Caregivers at the Minnesota Veterans Home in Hastings say a long-standing culture of workplace harassment, retaliation and bullying has led to an exodus of workers and hazards for both residents and staff. Current and former workers say unsafe conditions are ignored, medical decisions are made by unqualified people and staffing levels are dangerously low, according to interviews and documents obtained by the Pioneer Press.
The problems endanger some of Minnesota’s most vulnerable veterans who turn to these state-run homes, called domiciliaries, as a last hope. The Pioneer Press reviewed allegations from more than a dozen caregivers at the Hastings veterans home that described an ongoing pattern of ignoring safety concerns and consequences for those who spoke up.
Two top officials in the Minnesota Department of Veterans Affairs lost their jobs just before a Minnesota Senate committee held a hearing about allegations of the toxic workplace environment at the Hastings Veterans Home. The commissioner of the Minnesota Department of Veterans Affairs answered questions about the Hastings home after Doug Hughes, the department’s deputy commissioner, and Mike Anderson, administrator of the Hastings facility — were relieved of their duties.
“I am aware of ongoing issues that have been raised at the Hastings Veterans Home,” Larry Herke, commissioner of the Minnesota Department of Veterans Affairs, wrote in a staff-wide email sent in March. Herke said the home will move forward with new leadership.
Senate State and Local Government and Veterans Committee Chair Erin Murphy (DFL-St.
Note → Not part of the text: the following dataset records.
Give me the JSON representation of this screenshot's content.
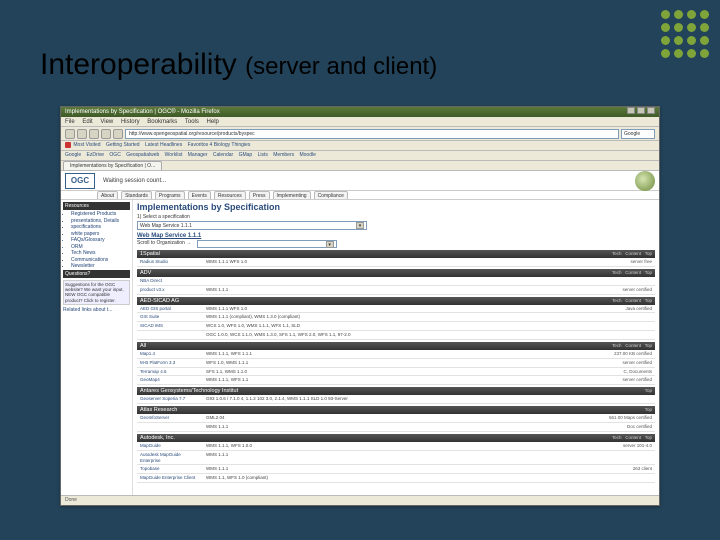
{
  "slide": {
    "title": "Interoperability",
    "subtitle": "(server and client)"
  },
  "window": {
    "title": "Implementations by Specification | OGC® - Mozilla Firefox"
  },
  "menu": {
    "file": "File",
    "edit": "Edit",
    "view": "View",
    "history": "History",
    "bookmarks": "Bookmarks",
    "tools": "Tools",
    "help": "Help"
  },
  "nav": {
    "url": "http://www.opengeospatial.org/resource/products/byspec",
    "go": "Google"
  },
  "bookmarks": {
    "items": [
      "Most Visited",
      "Getting Started",
      "Latest Headlines",
      "Favoritos 4 Biology Thingies"
    ]
  },
  "linkbar": {
    "items": [
      "Google",
      "EzDrive",
      "OGC",
      "Geospatialweb",
      "Worklist",
      "Manager",
      "Calendar",
      "GMap",
      "Lists",
      "Members",
      "Moodle"
    ]
  },
  "tab": {
    "label": "Implementations by Specification | O..."
  },
  "ogc": {
    "logo": "OGC",
    "status": "Waiting  session count...",
    "tabs": [
      "About",
      "Standards",
      "Programs",
      "Events",
      "Resources",
      "Press",
      "Implementing",
      "Compliance"
    ]
  },
  "sidebar": {
    "header1": "Resources",
    "items": [
      "Registered Products",
      "presentations, Details",
      "specifications",
      "white papers",
      "FAQs/Glossary",
      "ORM",
      "Tech News",
      "Communications",
      "Newsletter"
    ],
    "header2": "Questions?",
    "boxtext": "Suggestions for the OGC website? We want your input. NEW OGC compatible product? Click to register.",
    "link": "Related links about t..."
  },
  "main": {
    "title": "Implementations by Specification",
    "step1": "1) Select a specification",
    "spec": "Web Map Service 1.1.1",
    "section": "Web Map Service 1.1.1",
    "step2": "Scroll to Organization →",
    "vendors": [
      {
        "name": "1Spatial",
        "cols": [
          "Tech",
          "Content",
          "Top"
        ],
        "rows": [
          {
            "c1": "Radius Studio",
            "c2": "WMS 1.1.1   WFS 1.0",
            "c3": "server   free"
          }
        ]
      },
      {
        "name": "ADV",
        "cols": [
          "Tech",
          "Content",
          "Top"
        ],
        "rows": [
          {
            "c1": "NBA Direct",
            "c2": "",
            "c3": ""
          },
          {
            "c1": "product v3.x",
            "c2": "WMS 1.1.1",
            "c3": "server   certified"
          }
        ]
      },
      {
        "name": "AED-SICAD AG",
        "cols": [
          "Tech",
          "Content",
          "Top"
        ],
        "rows": [
          {
            "c1": "AED GIS portal",
            "c2": "WMS 1.1.1   WFS 1.0",
            "c3": "Java   certified"
          },
          {
            "c1": "GIS Suite",
            "c2": "WMS 1.1.1 (compliant), WMS 1.3.0 (compliant)",
            "c3": ""
          },
          {
            "c1": "SICAD IMS",
            "c2": "WCS 1.0, WFS 1.0, WMS 1.1.1, WFS 1.1, SLD",
            "c3": ""
          },
          {
            "c1": "",
            "c2": "OGC 1.0.0, WCS 1.1.0, WMS 1.3.0, SFS 1.1, WFS 2.0, WFS 1.1, 97-2.0",
            "c3": ""
          }
        ]
      },
      {
        "name": "All",
        "cols": [
          "Tech",
          "Content",
          "Top"
        ],
        "rows": [
          {
            "c1": "Map1.4",
            "c2": "WMS 1.1.1, WFS 1.1.1",
            "c3": "237.00 KB   certified"
          },
          {
            "c1": "M-B PlatForm 3.3",
            "c2": "WFS 1.0, WMS 1.1.1",
            "c3": "server   certified"
          },
          {
            "c1": "Terramap 4.6",
            "c2": "SFS 1.1, WMS 1.1.0",
            "c3": "C, Documents"
          },
          {
            "c1": "GeoMap4",
            "c2": "WMS 1.1.1, WFS 1.1",
            "c3": "server   certified"
          }
        ]
      },
      {
        "name": "Antares Geosystems/Technology Institut",
        "cols": [
          "",
          "",
          "Top"
        ],
        "rows": [
          {
            "c1": "Geoserver Soperia 7.7",
            "c2": "G93 1.0.6 / 7.1.0 4, 1.1.2 102 3.0, 2.1.4, WMS 1.1.1 SLD 1.0 93-Server",
            "c3": ""
          }
        ]
      },
      {
        "name": "Atlas Research",
        "cols": [
          "",
          "",
          "Top"
        ],
        "rows": [
          {
            "c1": "GeoInfoServer",
            "c2": "GML2.04",
            "c3": "561.00   Maps   certified"
          },
          {
            "c1": "",
            "c2": "WMS 1.1.1",
            "c3": "Doc   certified"
          }
        ]
      },
      {
        "name": "Autodesk, Inc.",
        "cols": [
          "Tech",
          "Content",
          "Top"
        ],
        "rows": [
          {
            "c1": "MapGuide",
            "c2": "WMS 1.1.1, WFS 1.0.0",
            "c3": "server   101-4.0"
          },
          {
            "c1": "Autodesk MapGuide Enterprise",
            "c2": "WMS 1.1.1",
            "c3": ""
          },
          {
            "c1": "Topobase",
            "c2": "WMS 1.1.1",
            "c3": "263   client"
          },
          {
            "c1": "MapGuide Enterprise Client",
            "c2": "WMS 1.1, WFS 1.0 (compliant)",
            "c3": ""
          }
        ]
      }
    ]
  },
  "status": {
    "text": "Done"
  }
}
Paul), said her panel first started hearing in January about waiting lists for veterans to get into homes during a field hearing at the Minneapolis facility. Then she said information started to trickle in about issues in Hastings. Numerous whistleblowers brought forward many problems.
The veterans home in Hastings is not a nursing home. The 145-bed facility’s domiciliary program provides an independent living environment for veterans from all military branches who need assistance with mental health, chemical dependency issues and financial or social well-being.
The complaints allege the home’s environment took what naturally was a difficult time — the COVID-19 pandemic that brought lockdowns and mental health struggles — and made it significantly worse.
More than 20 of the facility’s fewer than 100 employees have left in the past year and a half, one former supervisor said, pointing out the facility has been operating without a nurse practitioner since the previous one left.
“It was a matter of putting a lot of work on people that shouldn’t be doing it, and transferring work to other people who shouldn’t be doing it, and then throwing people under the bus when they did something wrong — when it wasn’t something they should have been doing in the first place,” said Tori Pearce, an Air Force veteran who was director of nursing at the Hastings facility until she left in September 2021. “I want to feel these homes are ready for what special-needs veterans will need in the future.”
State veterans groups have expressed outrage that this work environment could have led to subpar care for some of the state’s most vulnerable veterans. Trent Dilks, the legislative director for Disabled American Veterans of Minnesota who served two tours in Iraq, said the most pressing concerns at the Hastings home involved non-medical administrators overruling medical professionals in caring for veterans.